Before films could talk, radio was the electronic way stories were told. It was the way people fell in love with voices (Ella Fitzgerald’s, for instance) and the way virtuoso actors did things with their voices that were close to superhuman (Mel Blanc, for instance, who went right from radio into the astonishing voices of Warner Brothers cartoons.)
Yes, of course, it was a challenge for Johansson to create the voice of Samantha. Her role was, in fact, originally recorded by Samantha Morton and then replaced.
But Johansson, right from the beginning of her career, has been up to some enormous challenges.
What she did with “The Girl With the Pearl Earring” was resist emotional excess with such astounding grace that as we watched, we equated her with a Vermeer painting as much as the artist before us supposedly did.
She is, then, a remarkable actress when used by bold directors in bold ways. What she does here, in an entirely different way, matches the go-for-broke vulnerability of Phoenix’s performance.
The film, then, is close to the highest level of Spike Jonze’s achievement, which puts it almost up there with “Adaptation” and “Being John Malkovich,” both of which had scripts by the prodigious Charlie Kaufman.
The difference here is that this is Jonze’s script.

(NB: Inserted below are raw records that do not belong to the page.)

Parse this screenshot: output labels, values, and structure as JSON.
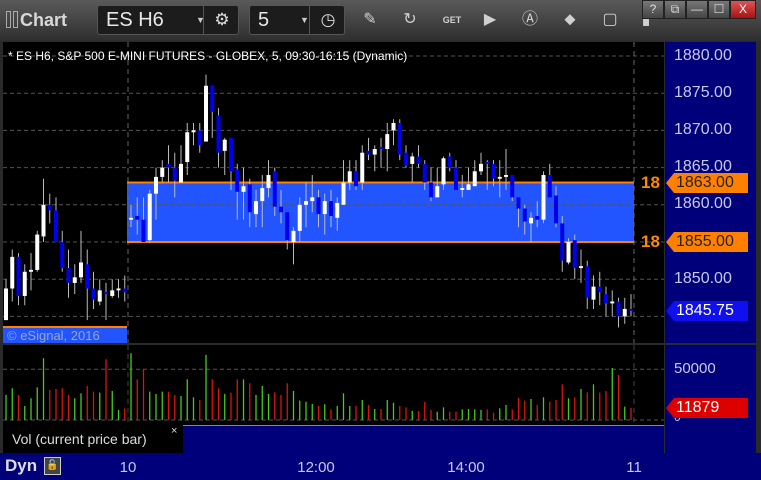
{
  "window": {
    "title": "Chart",
    "controls": [
      "?",
      "⧉",
      "—",
      "☐",
      "X"
    ]
  },
  "toolbar": {
    "symbol": "ES H6",
    "interval": "5",
    "icons": [
      "settings-gear-icon",
      "clock-icon",
      "pencil-draw-icon",
      "refresh-icon",
      "get-data-icon",
      "play-icon",
      "alert-icon",
      "link-icon",
      "comment-icon",
      "bookmark-icon"
    ]
  },
  "chart": {
    "header": "* ES H6, S&P 500 E-MINI FUTURES - GLOBEX, 5, 09:30-16:15 (Dynamic)",
    "copyright": "© eSignal, 2016",
    "price_labels": [
      "1880.00",
      "1875.00",
      "1870.00",
      "1865.00",
      "1860.00",
      "1850.00"
    ],
    "band": {
      "upper": 1863.0,
      "lower": 1855.0,
      "upper_label": "1863.00",
      "lower_label": "1855.00",
      "side_label": "18",
      "fill": "#2255ff",
      "line": "#ff8000"
    },
    "last_price": "1845.75",
    "colors": {
      "up_candle": "#ffffff",
      "down_candle": "#0000ee",
      "wick": "#bbbbbb",
      "axis_bg": "#00007a",
      "vol_up": "#44cc22",
      "vol_down": "#dd1111"
    }
  },
  "volume": {
    "label": "Vol (current price bar)",
    "close_symbol": "×",
    "axis_labels": [
      "50000",
      "0"
    ],
    "last_value": "11879"
  },
  "time_axis": {
    "labels": [
      "10",
      "12:00",
      "14:00",
      "11"
    ],
    "mode": "Dyn"
  },
  "chart_data": {
    "type": "candlestick",
    "prev_session_ohlc": [
      [
        1844.5,
        1850,
        1844.5,
        1848.75
      ],
      [
        1848.75,
        1854,
        1847,
        1853
      ],
      [
        1853,
        1853.5,
        1846.5,
        1847.75
      ],
      [
        1847.75,
        1852,
        1846.5,
        1851
      ],
      [
        1851,
        1853.5,
        1848.5,
        1851.25
      ],
      [
        1851.25,
        1856.5,
        1851,
        1856
      ],
      [
        1855.75,
        1863.5,
        1855,
        1860
      ],
      [
        1860,
        1861.5,
        1857.5,
        1859.25
      ],
      [
        1859.25,
        1861,
        1855,
        1855
      ],
      [
        1855,
        1856.5,
        1851,
        1851.5
      ],
      [
        1851.5,
        1854,
        1847.5,
        1849.5
      ],
      [
        1849.5,
        1852,
        1848,
        1850.25
      ],
      [
        1850.25,
        1856.5,
        1849.5,
        1852.25
      ],
      [
        1852,
        1854,
        1844.5,
        1848.75
      ],
      [
        1848.75,
        1851,
        1846,
        1847.25
      ],
      [
        1847,
        1850,
        1846.5,
        1848.5
      ],
      [
        1848.25,
        1849.5,
        1844.5,
        1848
      ],
      [
        1847.75,
        1850,
        1847.5,
        1848.5
      ],
      [
        1848.5,
        1850,
        1847.5,
        1848.75
      ],
      [
        1848.75,
        1850.5,
        1847,
        1848.25
      ]
    ],
    "session_ohlc": [
      [
        1858,
        1860,
        1857,
        1858.25
      ],
      [
        1858.5,
        1861,
        1856,
        1858
      ],
      [
        1858,
        1861,
        1855,
        1855
      ],
      [
        1855.25,
        1862,
        1855,
        1861.5
      ],
      [
        1861.5,
        1865,
        1858,
        1863.75
      ],
      [
        1863.75,
        1866,
        1863,
        1865
      ],
      [
        1865.5,
        1868,
        1863,
        1865
      ],
      [
        1865,
        1867,
        1861,
        1863.25
      ],
      [
        1863,
        1868,
        1863,
        1865.5
      ],
      [
        1865.75,
        1871,
        1864,
        1869.75
      ],
      [
        1869.75,
        1871,
        1868,
        1870
      ],
      [
        1870,
        1871,
        1867,
        1868
      ],
      [
        1868.5,
        1877.5,
        1868.5,
        1876
      ],
      [
        1876,
        1876,
        1869,
        1872.5
      ],
      [
        1872,
        1873,
        1865,
        1867
      ],
      [
        1867.25,
        1869,
        1864,
        1868.75
      ],
      [
        1869,
        1869,
        1862,
        1864.5
      ],
      [
        1864.75,
        1865.5,
        1858,
        1861.75
      ],
      [
        1861.75,
        1865,
        1858,
        1862.5
      ],
      [
        1862.75,
        1863.5,
        1857,
        1859
      ],
      [
        1858.75,
        1862,
        1857,
        1860.5
      ],
      [
        1860.5,
        1864,
        1857,
        1862.25
      ],
      [
        1862.25,
        1866,
        1861,
        1864
      ],
      [
        1864.5,
        1865,
        1858.5,
        1859.75
      ],
      [
        1859.75,
        1862,
        1857.5,
        1859
      ],
      [
        1859,
        1859,
        1854,
        1855.25
      ],
      [
        1855,
        1857,
        1852,
        1856.5
      ],
      [
        1856.5,
        1861,
        1855,
        1860
      ],
      [
        1860,
        1863,
        1857,
        1860.5
      ],
      [
        1860.5,
        1864,
        1859,
        1861
      ],
      [
        1861,
        1862,
        1857,
        1858.75
      ],
      [
        1858.75,
        1861.5,
        1856,
        1860.5
      ],
      [
        1860.5,
        1862,
        1857,
        1858.5
      ],
      [
        1858.25,
        1861,
        1856.5,
        1860.25
      ],
      [
        1860,
        1866,
        1860,
        1863
      ],
      [
        1863,
        1866,
        1862,
        1864.5
      ],
      [
        1864.5,
        1866,
        1862,
        1862.5
      ],
      [
        1863,
        1868,
        1862,
        1867
      ],
      [
        1867.25,
        1869,
        1866,
        1866.75
      ],
      [
        1866.75,
        1868,
        1864.5,
        1867.5
      ],
      [
        1867.75,
        1869,
        1865,
        1867.5
      ],
      [
        1867.5,
        1871,
        1864.5,
        1869.5
      ],
      [
        1870,
        1871.5,
        1868,
        1871
      ],
      [
        1871,
        1871.5,
        1866,
        1866.75
      ],
      [
        1867,
        1868,
        1865,
        1865.25
      ],
      [
        1865.5,
        1867,
        1863,
        1866.5
      ],
      [
        1866.5,
        1868,
        1865,
        1865.5
      ],
      [
        1865.5,
        1866,
        1862,
        1863
      ],
      [
        1863,
        1865,
        1860.5,
        1861
      ],
      [
        1861,
        1865,
        1861,
        1862.5
      ],
      [
        1862.75,
        1866.5,
        1862,
        1866.25
      ],
      [
        1866.5,
        1867,
        1864.5,
        1865
      ],
      [
        1865,
        1866,
        1862,
        1862
      ],
      [
        1862,
        1864,
        1861,
        1862.25
      ],
      [
        1862,
        1865,
        1862,
        1862.75
      ],
      [
        1862.5,
        1866,
        1862.5,
        1864.5
      ],
      [
        1864.5,
        1867,
        1864,
        1865.5
      ],
      [
        1865.75,
        1866,
        1862,
        1865.5
      ],
      [
        1865.5,
        1866,
        1862.5,
        1863.5
      ],
      [
        1863.5,
        1866,
        1861,
        1863.75
      ],
      [
        1863.75,
        1867.5,
        1862,
        1864
      ],
      [
        1864,
        1864,
        1860.5,
        1861
      ],
      [
        1861,
        1861,
        1857,
        1859.5
      ],
      [
        1859.5,
        1860,
        1856,
        1857.75
      ],
      [
        1857.5,
        1859,
        1855,
        1858.25
      ],
      [
        1858.5,
        1860.5,
        1857,
        1858
      ],
      [
        1858,
        1864.5,
        1857.5,
        1864
      ],
      [
        1864,
        1865.5,
        1861,
        1861
      ],
      [
        1861.25,
        1862.5,
        1857,
        1857.5
      ],
      [
        1857.5,
        1858.5,
        1851,
        1852.5
      ],
      [
        1852.25,
        1855.5,
        1852,
        1855
      ],
      [
        1855.25,
        1856,
        1850,
        1851.5
      ],
      [
        1851.5,
        1854,
        1849.5,
        1851.75
      ],
      [
        1851.75,
        1852.5,
        1846,
        1847.5
      ],
      [
        1847.25,
        1850.5,
        1846,
        1849
      ],
      [
        1849,
        1851,
        1846.5,
        1848.25
      ],
      [
        1848,
        1849,
        1845,
        1846.75
      ],
      [
        1846.75,
        1848.5,
        1845,
        1847
      ],
      [
        1847,
        1847.5,
        1843.5,
        1845
      ],
      [
        1845,
        1847.5,
        1844,
        1846
      ],
      [
        1846,
        1848,
        1845,
        1845.75
      ]
    ],
    "volume": [
      24700,
      31300,
      24700,
      13800,
      21400,
      32200,
      60900,
      29600,
      30600,
      31300,
      24700,
      21400,
      26300,
      33600,
      28000,
      27000,
      59900,
      28600,
      9900,
      11500,
      65800,
      40100,
      50000,
      28000,
      25700,
      28000,
      28000,
      24700,
      23700,
      40100,
      22400,
      19700,
      64200,
      40100,
      31300,
      25700,
      27000,
      40100,
      40100,
      36200,
      24700,
      33600,
      25700,
      27300,
      24700,
      36200,
      28600,
      19100,
      18100,
      15800,
      13800,
      15500,
      10500,
      13800,
      26300,
      13800,
      13800,
      19700,
      14800,
      10900,
      10900,
      19700,
      17100,
      13800,
      12500,
      8900,
      8900,
      17800,
      9900,
      8200,
      12500,
      8200,
      8200,
      10500,
      10900,
      10500,
      9900,
      10500,
      7200,
      11500,
      14800,
      10500,
      22000,
      19100,
      20700,
      14800,
      22400,
      18100,
      19700,
      35200,
      21400,
      22400,
      30600,
      27300,
      35200,
      27000,
      28600,
      51300,
      44400,
      13200,
      11879
    ],
    "price_range": [
      1843,
      1882
    ],
    "session": "09:30-16:15",
    "interval_minutes": 5,
    "grid": true
  }
}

Don’t blame him, then, for all those years he spent as a functionary in the “Jackass” business.
If all of this was percolating in his head while those “Jackass” projects brought home the bacon, it was nothing but time well spent.
A wonderful film distinguished not by its imagination of the future but by its imagination of how intimacy feeds human needs – no matter where it comes from.
Four stars (Out of four)
Starring Joaquin Phoenix, Amy Adams, Rooney Mara and the voice of Scarlett Johansson. Directed by Spike Jonze. 119 minutes. Rated R for language, brief graphic nudity and sexual content.